L'ex premier, intervenuto a Rtl, non smentisce la telefonata del capo dello Stato, e insiste: "Non si buttino via i soldi che non torneranno mai più. O li spendiamo bene o spendeteli senza di noi". Il capo del governo conferma che il piano sarà approvato "in un Cdm domani sera, dobbiamo correre". La ministra renziana Bonetti: "Con il premier c'è una fiducia istituzionale che è dovuta e che non è mai venuta meno". Ma Italia viva tiene alta la tensione e Orlando avverte: "Tante questioni ancora aperte"

Alla vigilia del decisivo Consiglio dei ministri sul Recovery plan, durante il quale Italia viva dovrebbe sciogliere le riserve sulla ventilata crisi di governo, Matteo Renzi sembra voler accogliere gli appelli arrivati da più parti per non mettere a rischio i 209 miliardi di fondi Ue destinati all’Italia. Dopo settimane di minacce e ricatti, si è aperta una strada. “Approviamo questo benedetto Recovery. Ma mettiamo questi soldi per le cose utili”, ha detto l’ex premier in mattinata a Rtl. “A Conte diciamo: ‘Corri, presenta il Recovery, presenta i ristori“. Parole che suonano come un passo avanti nelle trattative con la maggioranza, o comunque come un congelamento della crisi per poter approvare in tempo il Piano di ripresa – che deve arrivare entro fine mese a Bruxelles – lo scostamento di bilancio e il nuovo decreto per gli indennizzi alle partite Iva chiuse causa Covid. E alle quali si accoda Elena Bonetti, ministra renziana della Famiglia, che a un Giorno da Pecora ha detto: “Faccio parte di un governo e con il presidente del Consiglio c’è una fiducia istituzionale che è dovuta e che non è mai venuta meno. Da un punto di vista umano sto aspettando dal presidente Conte che si assuma la responsabilità del ruolo che ha. E che quindi ci dia delle risposte”.

Cosa è cambiato nelle ultime 24 ore? Come riportano diversi quotidiani, tra cui Repubblica, Corriere e La Stampa, il presidente della Repubblica Sergio Mattarella ha esercitato la sua moral suasion sui leader dei partiti. La spinta del Colle, ragiona il quirinalista di via Solferino, non va nella direzione di interferire nelle dinamiche politiche (anche perché non è tra le sue prerogative), ma nel dare precedenza alle vere priorità del Paese, spostando un po’ più in là l’eventuale caduta dell’esecutivo. Ed è rilevante che Conte, in un’intervista al Tg3, a proposito della crisi di governo abbia citato il discorso di fine anno del capo dello Stato. “Lavoriamo per costruire, il momento è così difficile che dobbiamo mettercela tutta per offrire risposte ai cittadini”, dice il premier confermando che il Recovery sarà approvato “in un Cdm domani sera, dobbiamo correre”.

Renzi, interpellato sul punto, non smentisce la telefonata ricevuta dal capo dello Stato. Anzi: “Il presidente della Repubblica ha detto parole che condividiamo”, ha detto. Ma ha anche rimarcato l’indipendenza delle sue scelte: Mattarella “non va tirato per la giacchetta: in Italia il presidente è un arbitro, non dice a un dirigente politico quello che deve fare“. Il fondatore di Iv ha ribadito quindi di non essere interessato alle “poltrone“: per lui l’importante è che “non si buttino via i soldi che non torneranno mai più.
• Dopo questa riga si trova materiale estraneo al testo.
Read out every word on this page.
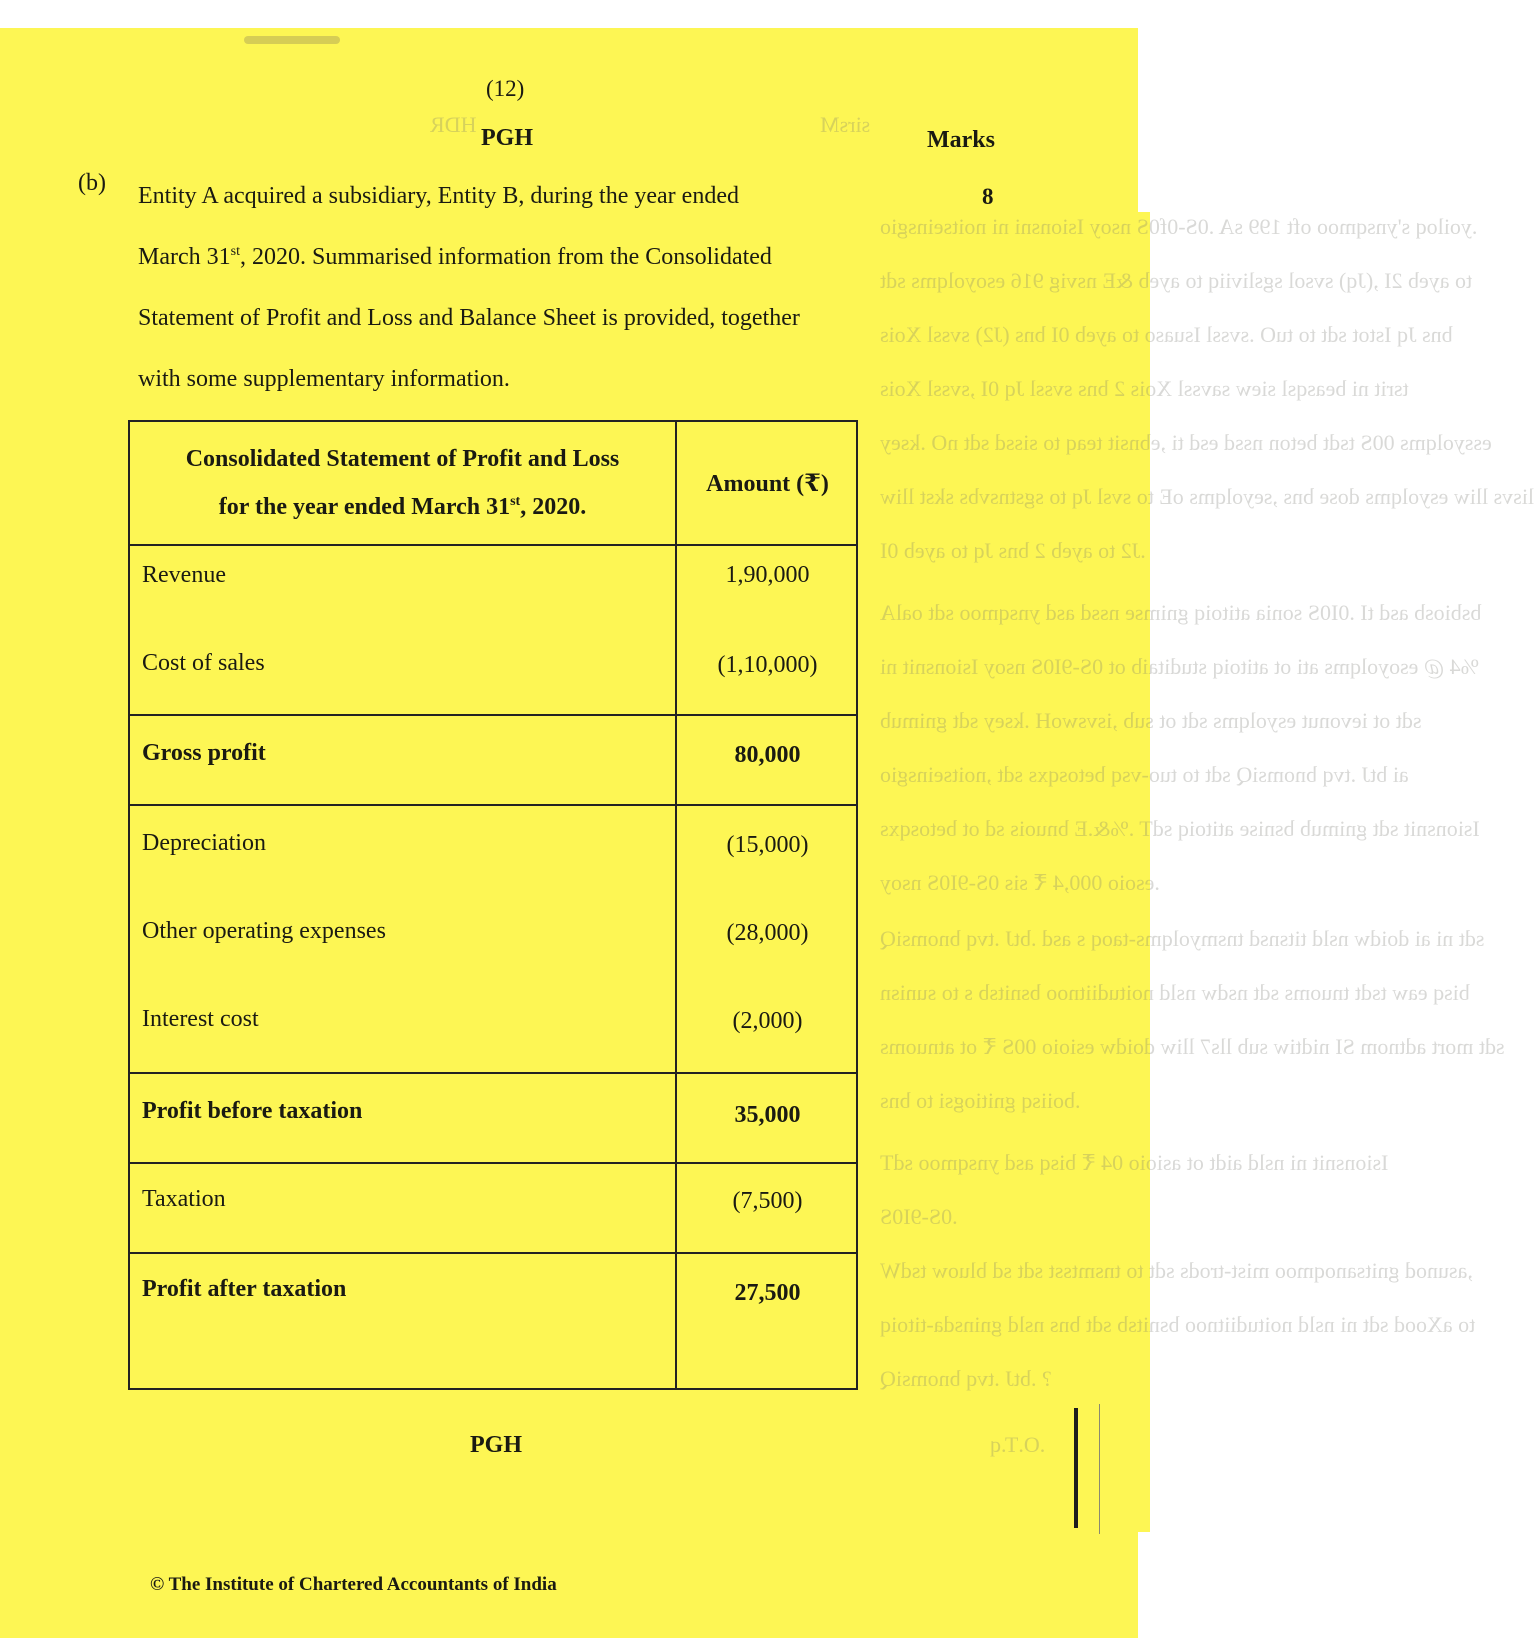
sirsM
HDR
.yoiloq s'ynsqmoo oft 199 sA .0S-0f0S nsoy Isionsni ni noitseinsgio
to ayeb 2I ,(Jq) svsol sgsliviiq to ayeb &E nsvig 916 esoyolqms sdt
bns Jq Istot sdt to tuO .svssl Isuaso to ayeb 0I bns (J2) svssl Xois
tsrit ni beasqsl siew savssl Xois 2 bns svssl Jq 0I ,svssl Xois
essyolqms 00S tsdt beton nssd esd ti ,ebnsit teaq to sissd sdt nO .ksey
lisvs lliw esyolqms dose bns ,seyolqms oE to svsl Jq to sgstnsvbs skst lliw
.J2 to ayeb 2 bns Jq to ayeb 0I
bsbiosb asd tI .0I0S sonia atitoiq gnimse nssd asd ynsqmoo sdt oalA
%4 @ esoyolqms ati ot atitoiq studitaib ot 0S-9I0S nsoy Isionsnit ni
sdt ot ievonut esyolqms sdt ot sub ,isvswoH .ksey sdt gnimub
ai btJ .tvq bnomsiQ sdt to tuo-vsq betosqxs sdt ,noitseinsgio
Isionsnit sdt gnimub bsnise atitoiq sdT .%&.E bnuois sd ot betosqxs
.esoio 000,4 ₹ sis 0S-9I0S nsoy
sdt ni ai doidw nsld titsnsd tnsmyolqms-taoq s asd .btJ .tvq bnomsiQ
bisq eaw tsdt tnuoms sdt nsdw nsld noitudiitnoo bsnitsb s to sunisn
sdt mort adtnom SI nidtiw sub lls7 lliw doidw esioio 00S ₹ ot atnuoms
.boiisq gnitiogsi to bns
Isionsnit ni nsld aidt ot asioio 04 ₹ bisq asd ynsqmoo sdT
.0S-9I0S
,asunod gnitsanoqmoo mist-trods sdt to tnsmtsst sdt sd bluow tsdW
to aXood sdt ni nsld noitudiitnoo bsnitsb sdt bns nsld gninsda-titoiq
? .btJ .tvq bnomsiQ
.O.T.q
(12)
PGH	Marks
(b)
8

Entity A acquired a subsidiary, Entity B, during the year ended
March 31st, 2020. Summarised information from the Consolidated
Statement of Profit and Loss and Balance Sheet is provided, together
with some supplementary information.

Consolidated Statement of Profit and Loss
for the year ended March 31st, 2020.
Amount (₹)
Revenue	1,90,000
Cost of sales	(1,10,000)
Gross profit	80,000
Depreciation	(15,000)
Other operating expenses	(28,000)
Interest cost	(2,000)
Profit before taxation	35,000
Taxation	(7,500)
Profit after taxation	27,500
PGH
© The Institute of Chartered Accountants of India
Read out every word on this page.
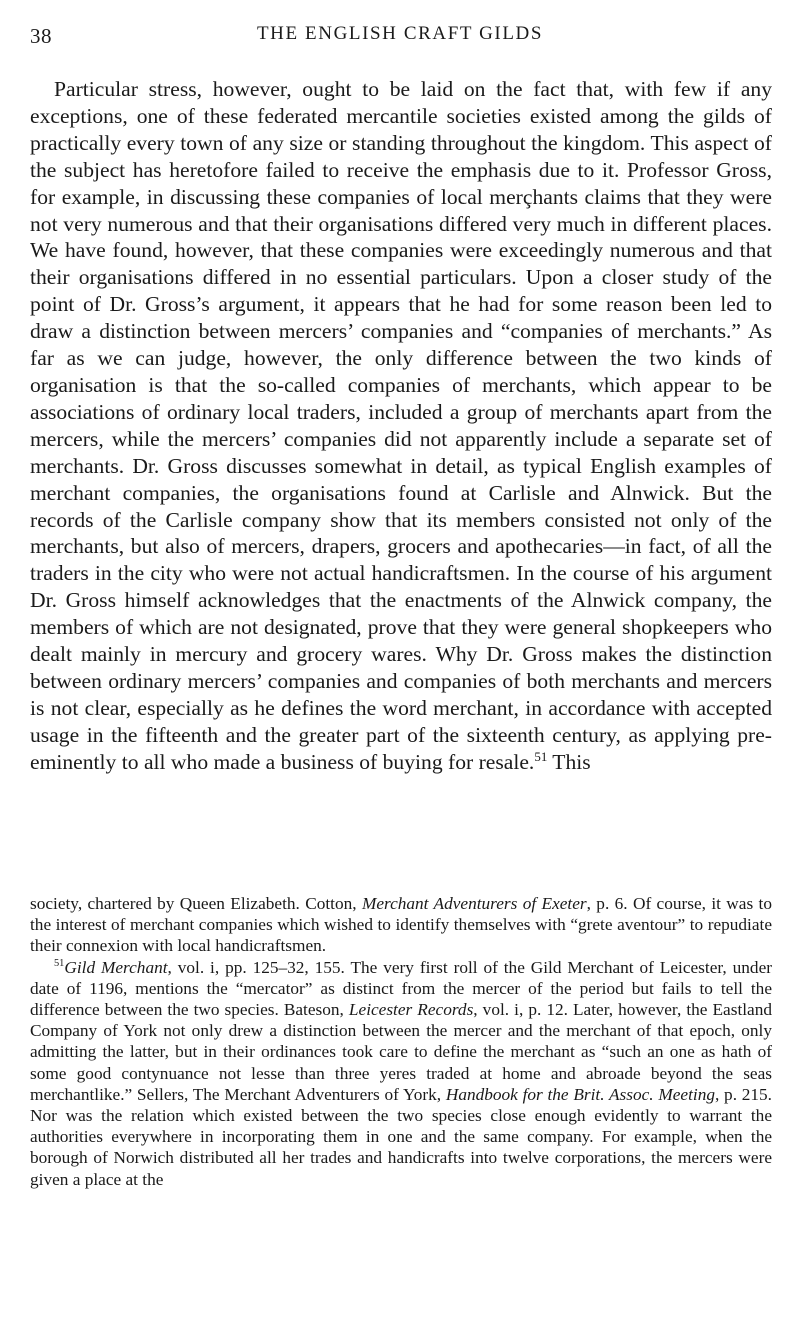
38	THE ENGLISH CRAFT GILDS

Particular stress, however, ought to be laid on the fact that, with few if any exceptions, one of these federated mercantile societies existed among the gilds of practically every town of any size or standing throughout the kingdom. This aspect of the subject has heretofore failed to receive the emphasis due to it. Professor Gross, for example, in discussing these companies of local merçhants claims that they were not very numerous and that their organisations differed very much in different places. We have found, however, that these companies were exceedingly numerous and that their organisations differed in no essential particulars. Upon a closer study of the point of Dr. Gross’s argument, it appears that he had for some reason been led to draw a distinction between mercers’ companies and “companies of merchants.” As far as we can judge, however, the only difference between the two kinds of organisation is that the so-called companies of merchants, which appear to be associations of ordinary local traders, included a group of merchants apart from the mercers, while the mercers’ companies did not apparently include a separate set of merchants. Dr. Gross discusses somewhat in detail, as typical English examples of merchant companies, the organisations found at Carlisle and Alnwick. But the records of the Carlisle company show that its members consisted not only of the merchants, but also of mercers, drapers, grocers and apothecaries—in fact, of all the traders in the city who were not actual handicraftsmen. In the course of his argument Dr. Gross himself acknowledges that the enactments of the Alnwick company, the members of which are not designated, prove that they were general shopkeepers who dealt mainly in mercury and grocery wares. Why Dr. Gross makes the distinction between ordinary mercers’ companies and companies of both merchants and mercers is not clear, especially as he defines the word merchant, in accordance with accepted usage in the fifteenth and the greater part of the sixteenth century, as applying pre-eminently to all who made a business of buying for resale.$^{51}$ This

society, chartered by Queen Elizabeth. Cotton, Merchant Adventurers of Exeter, p. 6. Of course, it was to the interest of merchant companies which wished to identify themselves with “grete aventour” to repudiate their connexion with local handicraftsmen.

$^{51}$Gild Merchant, vol. i, pp. 125–32, 155. The very first roll of the Gild Merchant of Leicester, under date of 1196, mentions the “mercator” as distinct from the mercer of the period but fails to tell the difference between the two species. Bateson, Leicester Records, vol. i, p. 12. Later, however, the Eastland Company of York not only drew a distinction between the mercer and the merchant of that epoch, only admitting the latter, but in their ordinances took care to define the merchant as “such an one as hath of some good contynuance not lesse than three yeres traded at home and abroade beyond the seas merchantlike.” Sellers, The Merchant Adventurers of York, Handbook for the Brit. Assoc. Meeting, p. 215. Nor was the relation which existed between the two species close enough evidently to warrant the authorities everywhere in incorporating them in one and the same company. For example, when the borough of Norwich distributed all her trades and handicrafts into twelve corporations, the mercers were given a place at the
O li spendiamo bene o spendeteli senza di noi. Io voglio avere la coscienza a posto”. Un concetto ripetuto più volte al giorno da giorni, e rilanciato ancora una volta a L’Aria che tira su La7: “Non mi interessa se Conte va al Quirinale o non va al Quirinale, ma che tirino fuori questo benedetto documento perché finora sono solo chiacchiere. Quando arriverà lo valuteremo, se non siamo d’accordo diciamo ‘amici come prima, noi le nostre poltrone ve le ridiamo”. In sostanza tira un colpo al cerchio e uno alla botte, non escludendo fino all’ultimo l’opzione di far saltare il banco. “Una cosa sono i post, i tweet e le storie su Instagram”, dice, riferendosi al post pubblicato su Facebook dal presidente Conte nella serata di sabato. “Una cosa sono i documenti. Io non so dire se ci hanno dato ragione, lo saprò quando ci daranno i documenti“. Infine l’ennesimo attacco al portavoce del premier: “L’idea di essere “asfaltato” da Rocco Casalino era una cosa che non avevo considerato quando ho cominciato a fare politica, non mi preoccupa né mi esalta come prospettiva”, conclude, citando le parole che Repubblica ha attribuito allo stesso Casalino in un retroscena. “Smentisco categoricamente i virgolettati e le ricostruzioni che mi vengono attribuiti oggi in un articolo”, la reazione del portavoce.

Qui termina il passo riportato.